MORE ON COW VR GOGGLES
I deeply appreciate all the comments on my last post about factory farmed confinement dairy cows being fitted with VR goggles playing a loop of sunny green pastures to make them happy and therefore more productive.
Several of you were already ahead of me by pointing out that a short test like this showing a massive increase in milk production (from 5 gallons a day to 7) does not a long-term trend indicate. Thank you for pointing out that we have no idea what this will do to the cows' skeletons and livability over time.
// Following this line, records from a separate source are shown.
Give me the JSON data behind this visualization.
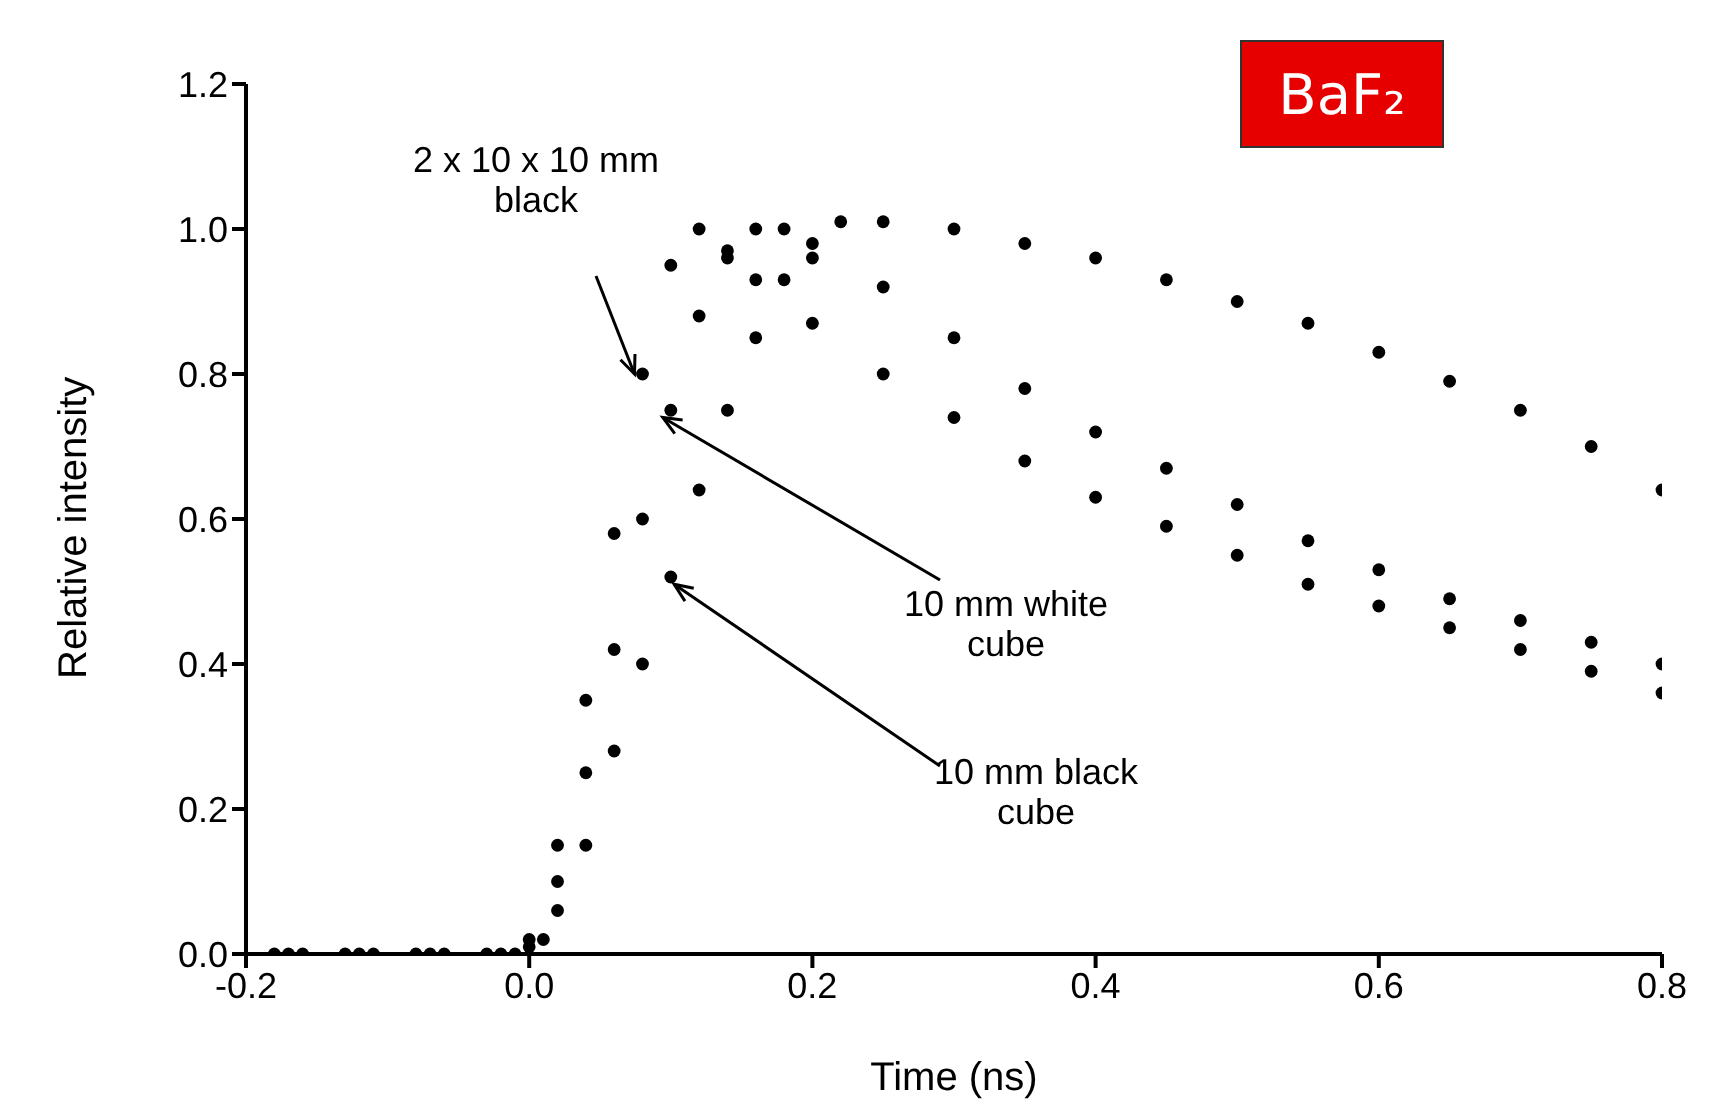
{
  "chart_data": {
    "type": "scatter",
    "title": "BaF₂",
    "xlabel": "Time (ns)",
    "ylabel": "Relative intensity",
    "xlim": [
      -0.2,
      0.8
    ],
    "ylim": [
      0,
      1.2
    ],
    "xticks": [
      -0.2,
      {
        "value": 0,
        "label": "0.0"
      },
      0.2,
      0.4,
      0.6,
      0.8
    ],
    "yticks": [
      {
        "value": 0,
        "label": "0.0"
      },
      0.2,
      0.4,
      0.6,
      0.8,
      {
        "value": 1,
        "label": "1.0"
      },
      1.2
    ],
    "marker": "circle",
    "series": [
      {
        "name": "2 x 10 x 10 mm black",
        "color": "#000000",
        "x": [
          -0.18,
          -0.13,
          -0.08,
          -0.03,
          0,
          0.02,
          0.04,
          0.06,
          0.08,
          0.1,
          0.12,
          0.14,
          0.16,
          0.2,
          0.25,
          0.3,
          0.35,
          0.4,
          0.45,
          0.5,
          0.55,
          0.6,
          0.65,
          0.7,
          0.75,
          0.8
        ],
        "values": [
          0,
          0,
          0,
          0,
          0.02,
          0.15,
          0.35,
          0.58,
          0.8,
          0.95,
          1.0,
          0.97,
          0.93,
          0.87,
          0.8,
          0.74,
          0.68,
          0.63,
          0.59,
          0.55,
          0.51,
          0.48,
          0.45,
          0.42,
          0.39,
          0.36
        ]
      },
      {
        "name": "10 mm white cube",
        "color": "#000000",
        "x": [
          -0.17,
          -0.12,
          -0.07,
          -0.02,
          0.01,
          0.02,
          0.04,
          0.06,
          0.08,
          0.1,
          0.12,
          0.14,
          0.16,
          0.18,
          0.2,
          0.25,
          0.3,
          0.35,
          0.4,
          0.45,
          0.5,
          0.55,
          0.6,
          0.65,
          0.7,
          0.75,
          0.8
        ],
        "values": [
          0,
          0,
          0,
          0,
          0.02,
          0.1,
          0.25,
          0.42,
          0.6,
          0.75,
          0.88,
          0.96,
          1.0,
          1.0,
          0.98,
          0.92,
          0.85,
          0.78,
          0.72,
          0.67,
          0.62,
          0.57,
          0.53,
          0.49,
          0.46,
          0.43,
          0.4
        ]
      },
      {
        "name": "10 mm black cube",
        "color": "#000000",
        "x": [
          -0.16,
          -0.11,
          -0.06,
          -0.01,
          0,
          0.02,
          0.04,
          0.06,
          0.08,
          0.1,
          0.12,
          0.14,
          0.16,
          0.18,
          0.2,
          0.22,
          0.25,
          0.3,
          0.35,
          0.4,
          0.45,
          0.5,
          0.55,
          0.6,
          0.65,
          0.7,
          0.75,
          0.8
        ],
        "values": [
          0,
          0,
          0,
          0,
          0.01,
          0.06,
          0.15,
          0.28,
          0.4,
          0.52,
          0.64,
          0.75,
          0.85,
          0.93,
          0.96,
          1.01,
          1.01,
          1.0,
          0.98,
          0.96,
          0.93,
          0.9,
          0.87,
          0.83,
          0.79,
          0.75,
          0.7,
          0.64
        ]
      }
    ]
  }
}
You all may remember rBGH several years ago. It increased milk production but caused much more long-term damage, from calcium cannibalism (destroyed bones) to infertility.
The biological time clock is not mechanical. You can test a machine like a wheel bearing and get a pretty good indication of performance in a short time. But biology is all about adaption to new circumstances. In other words, when something happens, the entire organism reacts to try to survive. Machines don't do that. Your Subaru will never respond to you no matter how many times you hug the hood and tell it "I love you." It couldn't care less, and therein lies one of the most profound differences between biology and mechanics.
On another note, when I said I was a bit conflicted about this, I didn't mean that I could be persuaded that VR goggles on dairy cows in factory farms could ever be a good thing. I was just musing that if a cow is indeed stuck in an exploitive situation, perhaps it's better for her to live out her life enjoying an alternative reality. That's assuming nothing worse happens.
Hence, the question at the end was not bizarre; it was meant to tease out the kind of thoughtful comments I received. So thank you. After reading the comments, I realized what an astute audience I have, that so many of you immediately connected this idea with the goggles most people have on regarding our own political, social, economic, and spiritual reality.
Perhaps these dairy cow goggles indicate, viscerally, the extent to which exploitive dominion (what I call a Conquistador mentality) can go to manipulate the thinking of beings. Applied to humans, of course, this mentality comes through all sorts of media. Are we not all wearing goggles to a certain extent? Which begs the question "which goggles are we choosing for ourselves?"
I remember extremely well in my brief life as an investigative journalist on the local newspaper that all the other reporters had a policy about enigmatic goings-on in the halls of our local government: "If I don't understand it, it didn't happen." My mentality was opposite. I said "If I don't understand it, I assume someone is trying to pull a fast one and orchestrating a confusing narrative to make truth-finding too difficult to pursue." Anyone who thinks my fellow journalists' paradigm is gone from news gathering today is not living in reality.
This is why John Stuart Mill's "Marketplace of Ideas" is foundational to societal integrity. Most things have a false narrative side; in order to discover truth we must preserve freedom to express alternative narratives. If you need a cry room when you hear something you don't like, fine. This is why Joe Rogan is a champion and I hope his show doubles as a result of this cancel crusade.
Denmark has just lifted all mandates, vaccine passports, everything pretty much. Hopefully other countries including ours will realize the emperor has no clothes and follow suit. Oprah Winfrey was wrong about the Nazis, but I would hate a country that wouldn't let her views be voiced. This is why my bookshelf is full of both conservative and extremely liberal narratives, and why I created the mantra "Christian libertarian environmentalist capitalist lunatic farmer."
I grew up memorizing "Manifest Destiny" for the American story. I now believe that was a fraudulent narrative of American history.
Have you ever changed your mind about something when you allowed yourself to be exposed to an alternative idea, like putting on a different set of VR goggles?